Walter William Ahlschlager (July 19, 1887 – March 28, 1965) was a 20th-century American architect. After living in Chicago for many years, he established an office in Dallas in 1940. He died on March 28, 1965 in Dallas.

==Noted designs==
- Davis Theater, Chicago (1918)
- Sovereign Hotel, Edgewater, Chicago on the North Side of the city (1920)
- Sheridan Plaza Hotel, Uptown Chicago (1921)
- Peabody Hotel, Memphis, Tennessee (1926)
- Uptown Broadway Building, Uptown Chicago (1926)
- The fieldhouses at several Chicago public parks including Riis Park, Simons Park and Kelvyn Park
- Roxy Theatre, New York City (1927)
- Irvin Cobb Hotel, Paducah, Kentucky (1929)

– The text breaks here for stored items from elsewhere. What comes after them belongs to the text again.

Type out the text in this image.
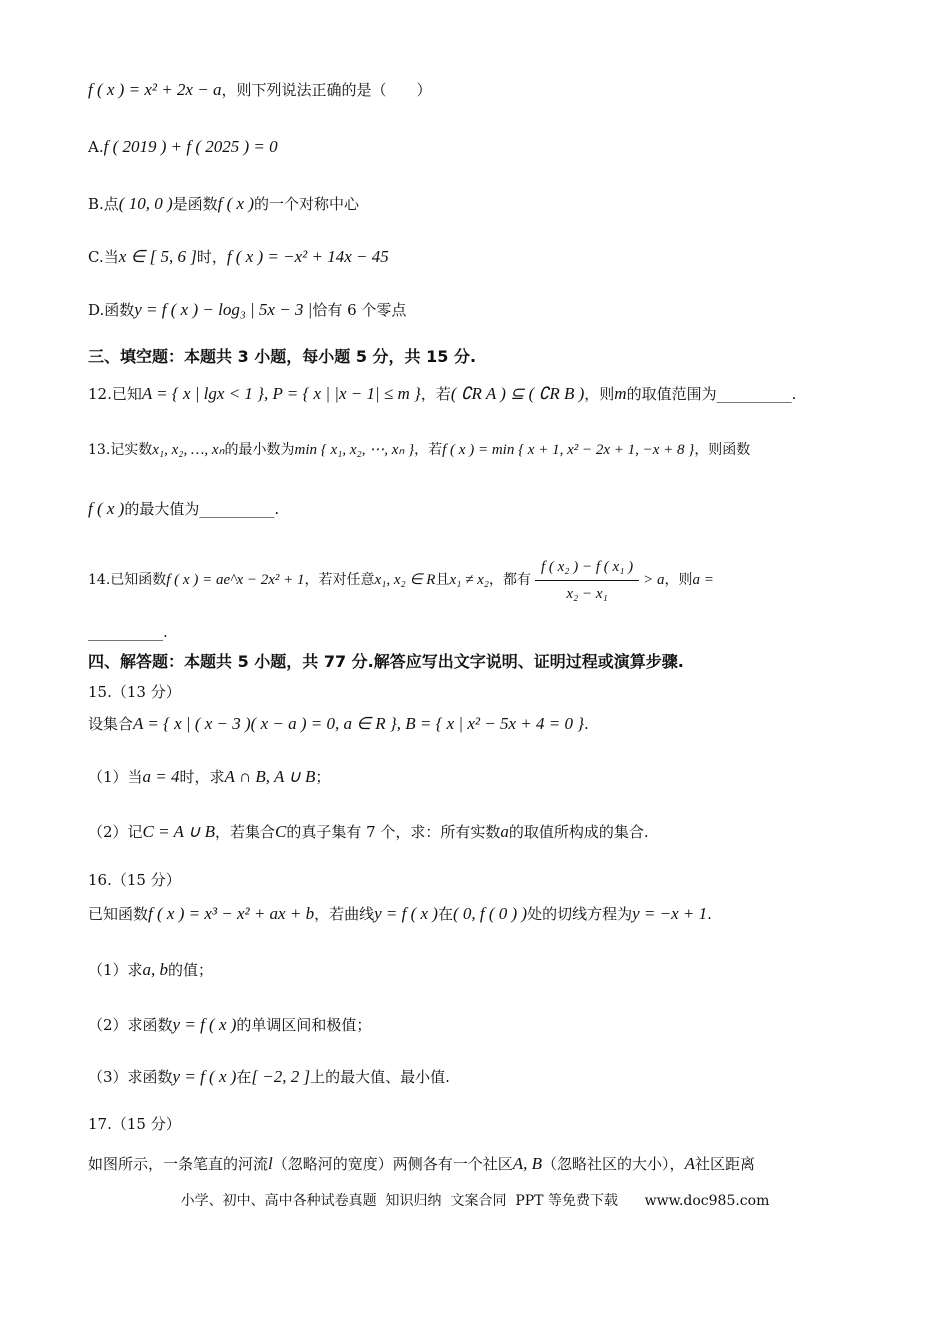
f ( x ) = x² + 2x − a，则下列说法正确的是（　　）
A.f ( 2019 ) + f ( 2025 ) = 0
B.点( 10, 0 )是函数f ( x )的一个对称中心
C.当x ∈ [ 5, 6 ]时，f ( x ) = −x² + 14x − 45
D.函数y = f ( x ) − log₃ | 5x − 3 |恰有 6 个零点
三、填空题：本题共 3 小题，每小题 5 分，共 15 分.
12.已知A = { x | lgx < 1 }, P = { x | |x − 1| ≤ m }，若( ∁R A ) ⊆ ( ∁R B )，则m的取值范围为__________.
13.记实数x₁, x₂, …, xₙ的最小数为min { x₁, x₂, ⋯, xₙ }，若f ( x ) = min { x + 1, x² − 2x + 1, −x + 8 }，则函数
f ( x )的最大值为__________.
14.已知函数f ( x ) = ae^x − 2x² + 1，若对任意x₁, x₂ ∈ R且x₁ ≠ x₂，都有 $\frac{\text{f ( x₂ ) − f ( x₁ )}}{\text{x₂ − x₁}} > a$，则a =
__________.
四、解答题：本题共 5 小题，共 77 分.解答应写出文字说明、证明过程或演算步骤.
15.（13 分）
设集合A = { x | ( x − 3 )( x − a ) = 0, a ∈ R }, B = { x | x² − 5x + 4 = 0 }.
（1）当a = 4时，求A ∩ B, A ∪ B；
（2）记C = A ∪ B，若集合C的真子集有 7 个，求：所有实数a的取值所构成的集合.
16.（15 分）
已知函数f ( x ) = x³ − x² + ax + b，若曲线y = f ( x )在( 0, f ( 0 ) )处的切线方程为y = −x + 1.
（1）求a, b的值；
（2）求函数y = f ( x )的单调区间和极值；
（3）求函数y = f ( x )在[ −2, 2 ]上的最大值、最小值.
17.（15 分）
如图所示，一条笔直的河流l（忽略河的宽度）两侧各有一个社区A, B（忽略社区的大小），A社区距离
小学、初中、高中各种试卷真题  知识归纳  文案合同  PPT 等免费下载      www.doc985.com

- Medinah Athletic Club (now InterContinental Chicago), Chicago (1929)
- Beacon Hotel and Theatre, Manhattan, New York (1929)

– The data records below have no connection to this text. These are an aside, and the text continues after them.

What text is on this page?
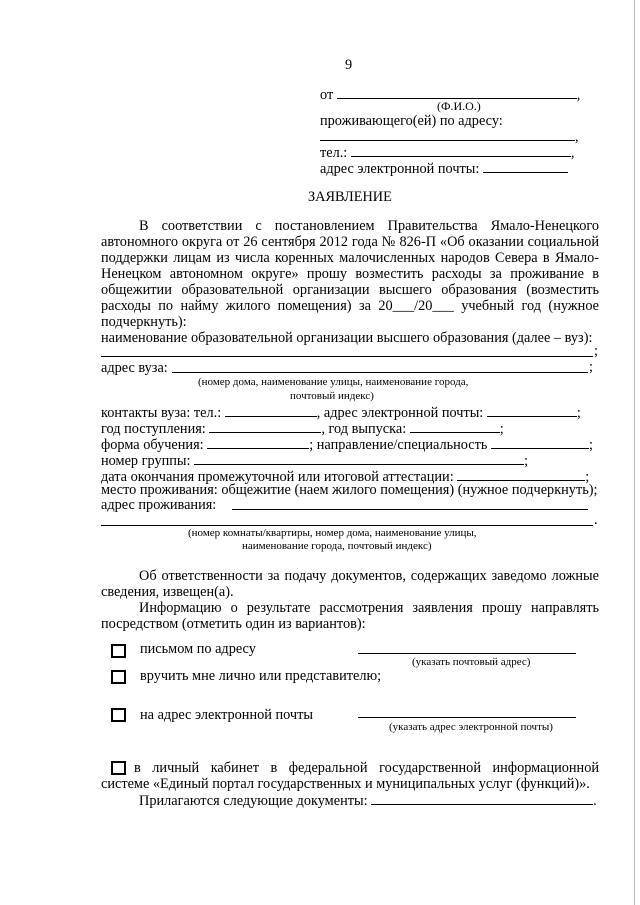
9
от	,
(Ф.И.О.)
проживающего(ей) по адресу:
,
тел.:	,
адрес электронной почты:
ЗАЯВЛЕНИЕ
В соответствии с постановлением Правительства Ямало-Ненецкого
автономного округа от 26 сентября 2012 года № 826-П «Об оказании социальной
поддержки лицам из числа коренных малочисленных народов Севера в Ямало-
Ненецком автономном округе» прошу возместить расходы за проживание в
общежитии образовательной организации высшего образования (возместить
расходы по найму жилого помещения) за 20___/20___ учебный год (нужное
подчеркнуть):
наименование образовательной организации высшего образования (далее – вуз):
;
адрес вуза:	;
(номер дома, наименование улицы, наименование города,
почтовый индекс)
контакты вуза: тел.:	, адрес электронной почты:	;
год поступления:	, год выпуска:	;
форма обучения:	; направление/специальность	;
номер группы:	;
дата окончания промежуточной или итоговой аттестации:	;
место проживания: общежитие (наем жилого помещения) (нужное подчеркнуть);
адрес проживания:
.
(номер комнаты/квартиры, номер дома, наименование улицы,
наименование города, почтовый индекс)
Об ответственности за подачу документов, содержащих заведомо ложные
сведения, извещен(а).
Информацию о результате рассмотрения заявления прошу направлять
посредством (отметить один из вариантов):
письмом по адресу
(указать почтовый адрес)
вручить мне лично или представителю;
на адрес электронной почты
(указать адрес электронной почты)
в личный кабинет в федеральной государственной информационной
системе «Единый портал государственных и муниципальных услуг (функций)».
Прилагаются следующие документы:	.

- Carew Tower, Cincinnati, Ohio (1930)
- City Place Tower, Oklahoma City, Oklahoma (1931)
- Mercantile National Bank Building, Dallas (1943)
- Wichita Plaza Building, Wichita, Kansas (1962)
- The Wedgwood in Castle Hills, Texas, an enclave city southwest of New Braunfels (1965)

==Personal life==

Ahlschlager was born to John and Louise Ahlschlager, German Jews, and had one sister named Ella. John Ahlschlager and his brother, Frederick, were both prominent architects in Chicago.